ASSIM
CAMINHA A HUMANIDADE
Marina da Silva
Lembro-me como se fosse hoje, o nó na
garganta, uma coisa esquisita revirando meu estômago, um sentimento
inexplicável, dilacerante que me veio ao ler uma poesia, se não me falha a
memória, de Bandeira, um canto de indignação, consternação e perplexidade ao
ver um bicho estranho revirar o lixo, fuçar e comer coisas do lixo e constatar
que aquilo, o bicho, na verdade era um homem.
Nunca mais fui capaz de ler tal poesia e
nunca mais a esqueci. Era pesada, sombria demais para uma menina quase
adolescente que vivia na lua. Minha alma ficou marcada para sempre e um medo
terrível de ser transformada assim, de homem em bicho me acompanha pela vida.

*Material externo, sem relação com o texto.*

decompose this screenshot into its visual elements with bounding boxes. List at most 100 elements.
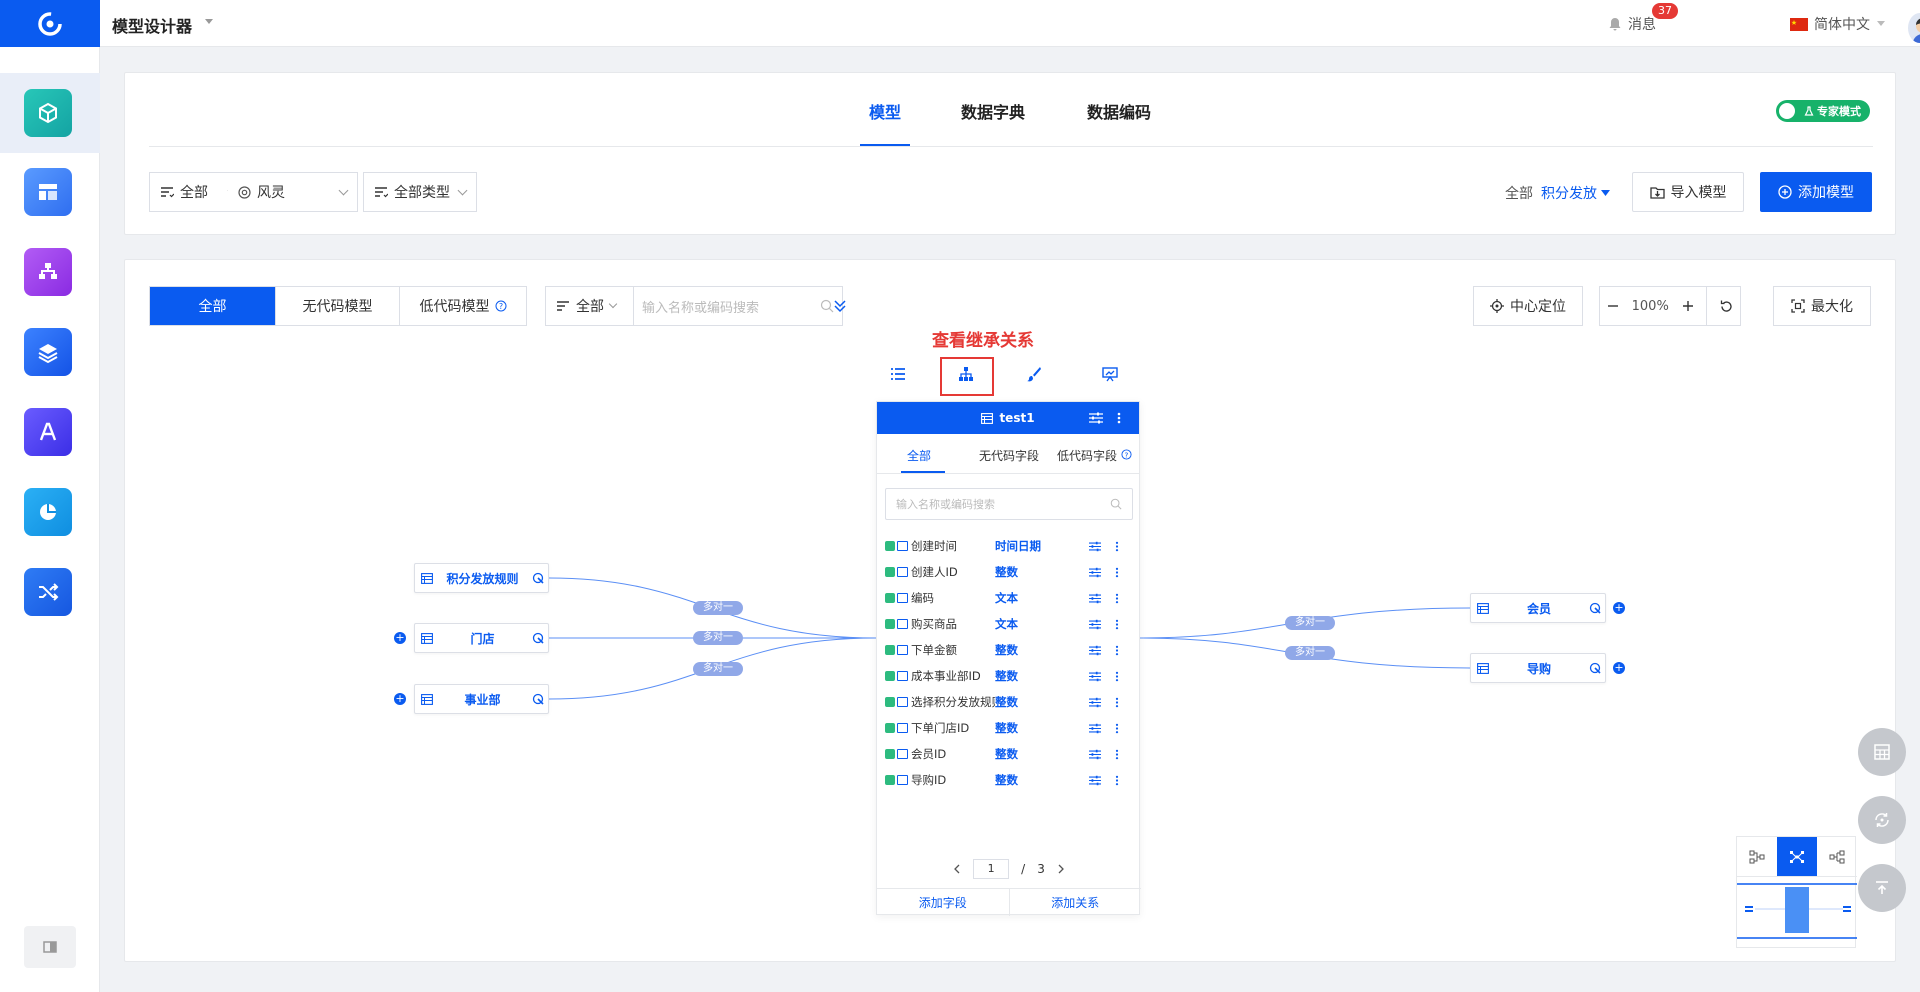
refresh-float-button[interactable]: [1858, 796, 1906, 844]
relation-badge[interactable]: 多对一: [1285, 646, 1335, 660]
more-vertical-icon[interactable]: [1115, 593, 1119, 604]
settings-sliders-icon[interactable]: [1089, 723, 1101, 734]
more-vertical-icon[interactable]: [1115, 541, 1119, 552]
layout-graph-button[interactable]: [1777, 837, 1817, 876]
more-vertical-icon[interactable]: [1115, 775, 1119, 786]
help-icon[interactable]: ?: [495, 300, 507, 312]
more-vertical-icon[interactable]: [1115, 749, 1119, 760]
model-search-input[interactable]: 输入名称或编码搜索: [634, 297, 820, 316]
more-vertical-icon[interactable]: [1115, 697, 1119, 708]
rail-layers-button[interactable]: [24, 328, 72, 376]
field-row[interactable]: 创建人ID 整数: [885, 562, 1133, 582]
app-logo[interactable]: [0, 0, 100, 47]
expand-node-icon[interactable]: +: [394, 693, 406, 705]
add-relation-button[interactable]: 添加关系: [1010, 889, 1142, 916]
maximize-button[interactable]: 最大化: [1773, 286, 1871, 326]
search-icon[interactable]: [820, 299, 834, 313]
inheritance-tree-icon[interactable]: [958, 366, 974, 382]
related-model-node[interactable]: 门店: [414, 623, 549, 653]
presentation-icon[interactable]: [1102, 366, 1118, 382]
center-locate-button[interactable]: 中心定位: [1473, 286, 1583, 326]
settings-sliders-icon[interactable]: [1089, 775, 1101, 786]
tab-lowcode-fields[interactable]: 低代码字段: [1057, 447, 1117, 464]
double-chevron-down-icon[interactable]: [833, 298, 847, 314]
settings-sliders-icon[interactable]: [1089, 567, 1101, 578]
chevron-left-icon[interactable]: [953, 864, 961, 874]
settings-sliders-icon[interactable]: [1089, 671, 1101, 682]
rail-page-button[interactable]: [24, 168, 72, 216]
add-field-button[interactable]: 添加字段: [877, 889, 1010, 916]
segment-nocode-model[interactable]: 无代码模型: [276, 287, 400, 325]
add-model-button[interactable]: 添加模型: [1760, 172, 1872, 212]
tab-all-fields[interactable]: 全部: [907, 447, 931, 464]
user-menu[interactable]: 风灵: [1908, 8, 1920, 48]
related-model-node[interactable]: 事业部: [414, 684, 549, 714]
related-model-node[interactable]: 导购: [1470, 653, 1606, 683]
field-row[interactable]: 创建时间 时间日期: [885, 536, 1133, 556]
settings-sliders-icon[interactable]: [1089, 645, 1101, 656]
brush-icon[interactable]: [1026, 366, 1042, 382]
field-row[interactable]: 下单门店ID 整数: [885, 718, 1133, 738]
field-row[interactable]: 成本事业部ID 整数: [885, 666, 1133, 686]
chevron-down-icon[interactable]: [204, 18, 214, 26]
chevron-right-icon[interactable]: [1057, 864, 1065, 874]
rail-model-button[interactable]: [24, 89, 72, 137]
import-model-button[interactable]: 导入模型: [1632, 172, 1744, 212]
field-row[interactable]: 会员ID 整数: [885, 744, 1133, 764]
collapse-sidebar-button[interactable]: [24, 926, 76, 968]
relation-badge[interactable]: 多对一: [693, 631, 743, 645]
type-filter-select[interactable]: 全部类型: [363, 172, 477, 212]
locate-node-icon[interactable]: [1589, 662, 1601, 674]
model-card-header[interactable]: test1: [877, 402, 1139, 434]
segment-all[interactable]: 全部: [150, 287, 276, 325]
settings-sliders-icon[interactable]: [1089, 541, 1101, 552]
locate-node-icon[interactable]: [532, 693, 544, 705]
reset-icon[interactable]: [1719, 299, 1734, 314]
settings-sliders-icon[interactable]: [1089, 593, 1101, 604]
search-filter-select[interactable]: 全部: [546, 287, 634, 325]
back-to-top-button[interactable]: [1858, 864, 1906, 912]
page-input[interactable]: 1: [973, 859, 1010, 879]
field-row[interactable]: 导购ID 整数: [885, 770, 1133, 790]
settings-sliders-icon[interactable]: [1089, 749, 1101, 760]
zoom-in-icon[interactable]: [1681, 299, 1695, 313]
segment-lowcode-model[interactable]: 低代码模型 ?: [400, 287, 526, 325]
expert-mode-toggle[interactable]: 专家模式: [1776, 100, 1870, 122]
tab-data-encoding[interactable]: 数据编码: [1087, 99, 1151, 123]
more-vertical-icon[interactable]: [1115, 671, 1119, 682]
expand-node-icon[interactable]: +: [394, 632, 406, 644]
rail-flow-button[interactable]: [24, 248, 72, 296]
locate-node-icon[interactable]: [532, 572, 544, 584]
settings-sliders-icon[interactable]: [1089, 619, 1101, 630]
rail-integration-button[interactable]: [24, 568, 72, 616]
field-list-icon[interactable]: [890, 366, 906, 382]
relation-badge[interactable]: 多对一: [693, 601, 743, 615]
expand-node-icon[interactable]: +: [1613, 602, 1625, 614]
owner-filter-select[interactable]: 风灵: [228, 172, 358, 212]
rail-ai-button[interactable]: [24, 408, 72, 456]
locate-node-icon[interactable]: [532, 632, 544, 644]
locate-node-icon[interactable]: [1589, 602, 1601, 614]
more-vertical-icon[interactable]: [1115, 723, 1119, 734]
help-icon[interactable]: ?: [1121, 449, 1132, 460]
zoom-out-icon[interactable]: [1606, 299, 1620, 313]
more-vertical-icon[interactable]: [1115, 619, 1119, 630]
layout-tree-button[interactable]: [1737, 837, 1777, 876]
language-selector[interactable]: 简体中文: [1790, 14, 1886, 34]
scope-app-select[interactable]: 积分发放: [1541, 183, 1610, 203]
more-vertical-icon[interactable]: [1115, 645, 1119, 656]
more-vertical-icon[interactable]: [1115, 567, 1119, 578]
messages-button[interactable]: 消息: [1608, 14, 1656, 34]
relation-badge[interactable]: 多对一: [693, 662, 743, 676]
field-search-input[interactable]: 输入名称或编码搜索: [885, 488, 1133, 520]
field-row[interactable]: 下单金额 整数: [885, 640, 1133, 660]
settings-sliders-icon[interactable]: [1089, 697, 1101, 708]
field-row[interactable]: 购买商品 文本: [885, 614, 1133, 634]
field-row[interactable]: 编码 文本: [885, 588, 1133, 608]
rail-report-button[interactable]: [24, 488, 72, 536]
tab-data-dictionary[interactable]: 数据字典: [961, 99, 1025, 123]
settings-sliders-icon[interactable]: [1089, 412, 1103, 424]
more-vertical-icon[interactable]: [1117, 412, 1121, 424]
related-model-node[interactable]: 会员: [1470, 593, 1606, 623]
tab-nocode-fields[interactable]: 无代码字段: [979, 447, 1039, 464]
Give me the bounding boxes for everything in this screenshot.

Mas não o medo das ausências materiais,
medo de viver no e do lixo como
atualmente vivem milhões de homens, mulheres, idosos, crianças, grávidas
espalhados pelos quatros cantos do
mundo. Sem dignidade, marginalizados, vivendo espúria e precariamente, salvando
o planeta catando, comendo, reciclando lixo e perdendo a cada segundo sua
humanidade; as potencialidades humanas travadas, impedidas, roubadas na exploração
predatória da ditadura capitalista.
Milhões e milhões de seres humanos
relegados à extrema miséria num mundo onde o poder, o potencial humano rebrilha
de forma inimaginável.
Nunca o homem foi tão grande, nunca a
capacidade humana foi tão exponencial, nunca as forças essenciais humanas foram
tão refulgentes como na atualidade, mas também nunca a miserabilidade, a
desumanização do ser do homem atingiu proporções tão gigantescas, grotescas,
bizarras e escatológicas.
O mesmo ser que produz riquezas
materiais impensáveis trinta anos atrás produz arrasando o humano, a humanidade
dos homens, transformando-os em seres inqualificáveis, inferiores até mesmo aos
bichos.
Homens que para garantir a mera
sobrevivência e acima de tudo a dignidade e a honra de permanecer na espécie
humana se sujeita a condições de um trabalho desumanas, escravo de relações
abjetas que garantam a reprodução cada vez maior, intensa, global de um mundo
de valores invertidos.
Um mundo produtor de mercadorias cada
vez mais sem sentido de uso, de utilidade e corrosiva e degeneradora dos
valores humanos e da busca por uma humanidade outra em que a lógica da produção
não destrua sua principal razão de existência: o homem.